ROCHESTER — On April 17, 1982, the first class of permanent deacons was ordained for the Diocese of Rochester.
Now, 40 years later, Deacons R. Gerard de la Fuente, Alexander J. DeLucenay and José E. Rivera are joining that rich history of diaconal service in the diocese. After nearly five years of formation, the three men were ordained as permanent deacons by Bishop Salvatore R. Matano during a May 21 Mass at Sacred Heart Cathedral.
Diaconal service unites people of faith
By virtue of their ordination, permanent deacons may serve at the altar, proclaim the Gospel and preach at Mass; they also receive the faculties to preside at baptisms, witness marriages and officiate at funerals outside of Mass.
“The deacon’s life of service is intended to unite the people in the faith by preaching the Word of God and proclaiming the magisterial teachings of the church,” Bishop Matano said of the role of deacons during his homily.

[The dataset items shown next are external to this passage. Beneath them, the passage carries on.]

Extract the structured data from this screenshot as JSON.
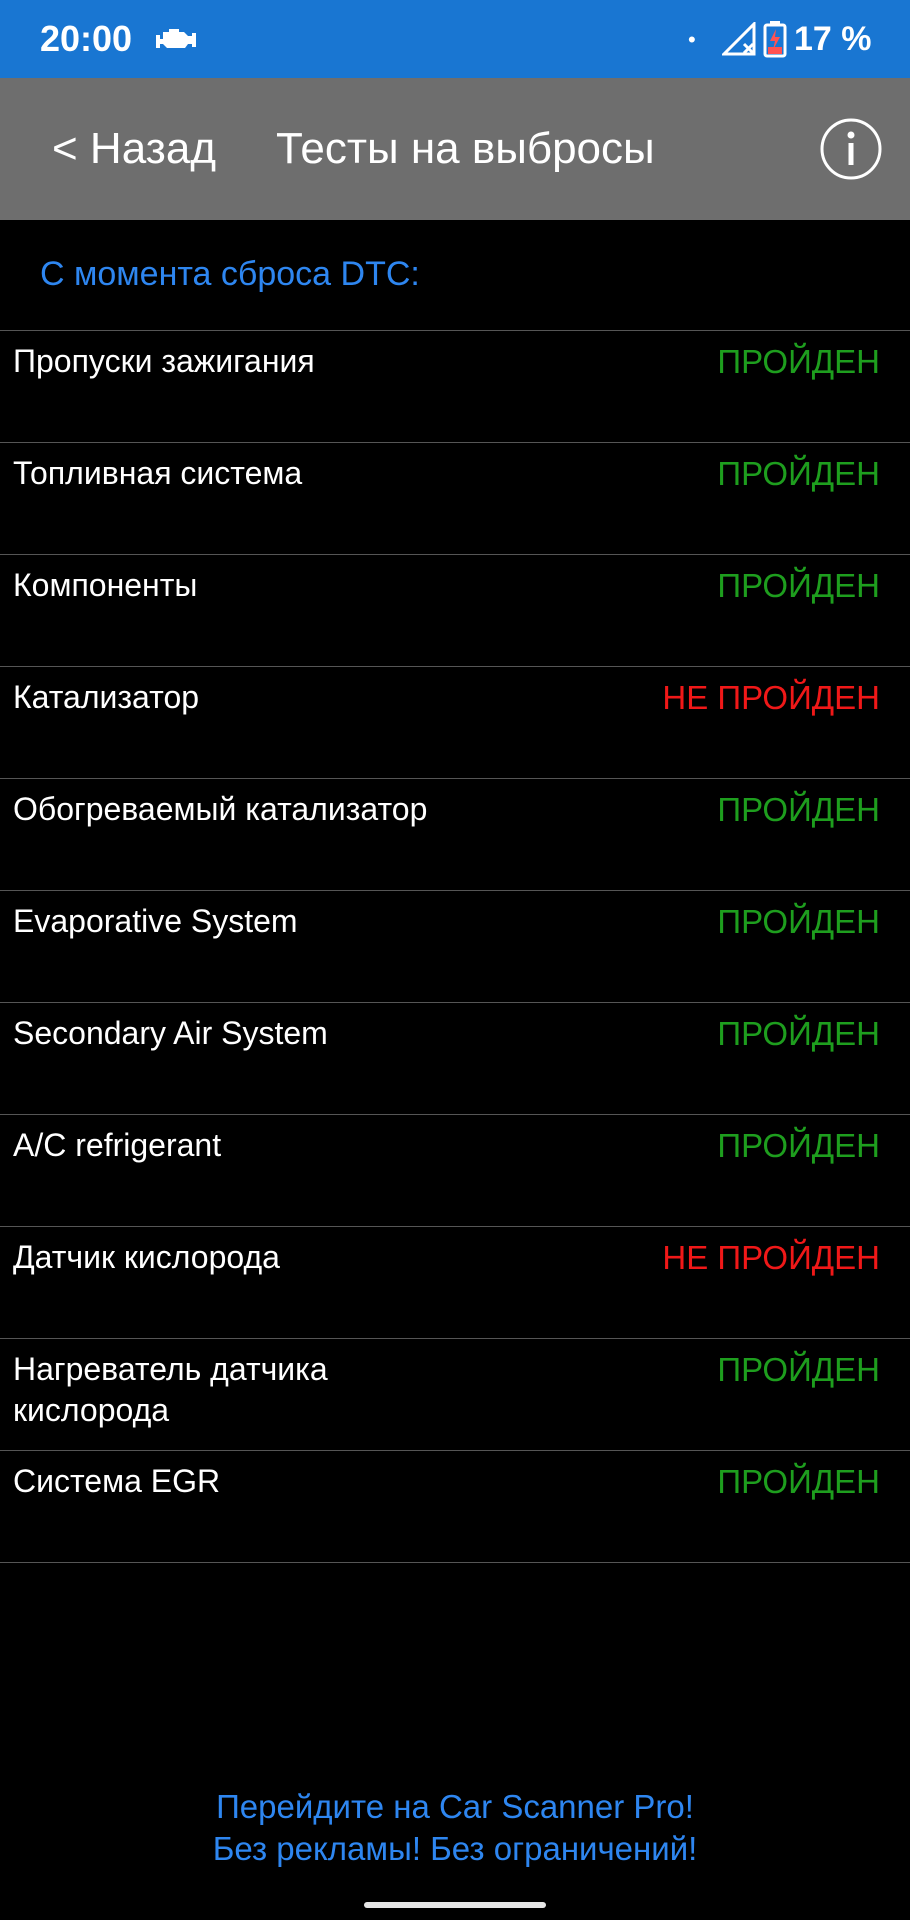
{
  "status_bar": {
    "time": "20:00",
    "dot": "•",
    "battery_text": "17 %",
    "icons": [
      "engine-icon",
      "signal-no-data-icon",
      "battery-charging-icon"
    ]
  },
  "toolbar": {
    "back_label": "< Назад",
    "title": "Тесты на выбросы",
    "info_icon": "info-icon"
  },
  "section_header": "С момента сброса DTC:",
  "tests": [
    {
      "name": "Пропуски зажигания",
      "status": "ПРОЙДЕН",
      "result": "passed"
    },
    {
      "name": "Топливная система",
      "status": "ПРОЙДЕН",
      "result": "passed"
    },
    {
      "name": "Компоненты",
      "status": "ПРОЙДЕН",
      "result": "passed"
    },
    {
      "name": "Катализатор",
      "status": "НЕ ПРОЙДЕН",
      "result": "failed"
    },
    {
      "name": "Обогреваемый катализатор",
      "status": "ПРОЙДЕН",
      "result": "passed"
    },
    {
      "name": "Evaporative System",
      "status": "ПРОЙДЕН",
      "result": "passed"
    },
    {
      "name": "Secondary Air System",
      "status": "ПРОЙДЕН",
      "result": "passed"
    },
    {
      "name": "A/C refrigerant",
      "status": "ПРОЙДЕН",
      "result": "passed"
    },
    {
      "name": "Датчик кислорода",
      "status": "НЕ ПРОЙДЕН",
      "result": "failed"
    },
    {
      "name": "Нагреватель датчика кислорода",
      "status": "ПРОЙДЕН",
      "result": "passed"
    },
    {
      "name": "Система EGR",
      "status": "ПРОЙДЕН",
      "result": "passed"
    }
  ],
  "promo": {
    "line1": "Перейдите на Car Scanner Pro!",
    "line2": "Без рекламы! Без ограничений!"
  },
  "colors": {
    "status_bar": "#1976d2",
    "toolbar": "#6e6e6e",
    "accent": "#2e86f0",
    "passed": "#1e9e1e",
    "failed": "#f01818"
  }
}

“As deacons, you are called to inspire this transformation, renewal, conversion in the hearts of your sisters and brothers in the midst of the confusion, anxiety, depression and division, both in society and in the church herself in our modern age absorbed by misinformation, scandal, violence and oppressive tyranny,” he added.
Deacons, families congratulate newly ordained
The two-hour liturgy included the ancient diaconal ordination rites such as the laying on of hands, prayer of consecration, investiture with stole and dalmatic, and presentation of the Book of the Gospels. At the conclusion of the ordination rites, the more than 30 permanent deacons in attendance extended the fraternal sign of peace to the newly ordained — a gesture that was absent from the 2020 and 2021 diaconal ordinations due to the COVID-19 pandemic — to welcome Deacons de la Fuente, DeLucenay and Rivera into the Order of Deacon.
At the conclusion of the Mass, a crowd of family and friends extended that same warmth to the new deacons, eagerly awaiting to offer congratulations and pose for photos.
Deacon Rivera, 52, had family in attendance from Puerto Rico, Florida and Georgia. His 89-year-old father, Deacon José A. Rivera, had traveled to Rochester from Florida to vest him during the liturgy.
“It was such a blessing,” Deacon Rivera said of having his father vest him and having all his family present for his ordination.
Deacon de la Fuente, 49, who was joined by his wife, Margarita (Maita), their five children, and other family and friends, echoed those sentiments.
“I’m just so happy and blessed that we have family here to sort of focus us in,” he said.
Deacon DeLucenay, 36, acknowledged that although at times he could not see his family and friends during the Mass, he could feel their love and support.
“It was overwhelming — overwhelming with joy and spirits and just the love of everybody here,” he said.
Deacons’ new ministry assignments revealed
After photos and greetings with well-wishers concluded, Deacon Edward Giblin, director of the Office of the Permanent Diaconate for the Diocese of Rochester, handed each new deacon a white envelope. It contained a letter from Bishop Matano informing him of the parish where he will start his diaconal ministry. Surrounded by their wives and family, the three deacons opened their envelopes with much anticipation and excitement.
Deacon de la Fuente, a parishioner of St. Louis Church in Pittsford, will begin his diaconal ministry on the west side of Monroe County at St. Mark Church in Greece.
“I’m looking forward to really uniting in the effort of putting the Eucharist front and center in our lives and in our faith,” he said about beginning his ministry.
Deacon DeLucenay will minister at St. John the Evangelist Church in Spencerport alongside his college friend, Father Justin Miller, parochial administrator. Deacon DeLucenay, his wife, Mary, and Father Miller were all classmates at St. John Fisher College.
“It’s going to be awesome,” Deacon DeLucenay exclaimed after learning he will be ministering with his friend. “I just hope that we have the energy and joy to serve God’s people in Spencerport.”
Deacon Rivera will minister at his home parish of St. Leo in Hilton, where his wife, Rita (Nina), is the part-time Christian-formation coordinator. Deacon Rivera, who also works as a judicial assistant in the Diocese of Rochester’s Tribunal, said being assigned to his home parish is a homecoming.
“(I’m looking forward) to serving for the glory of God with the help of the Holy Spirit,” he remarked.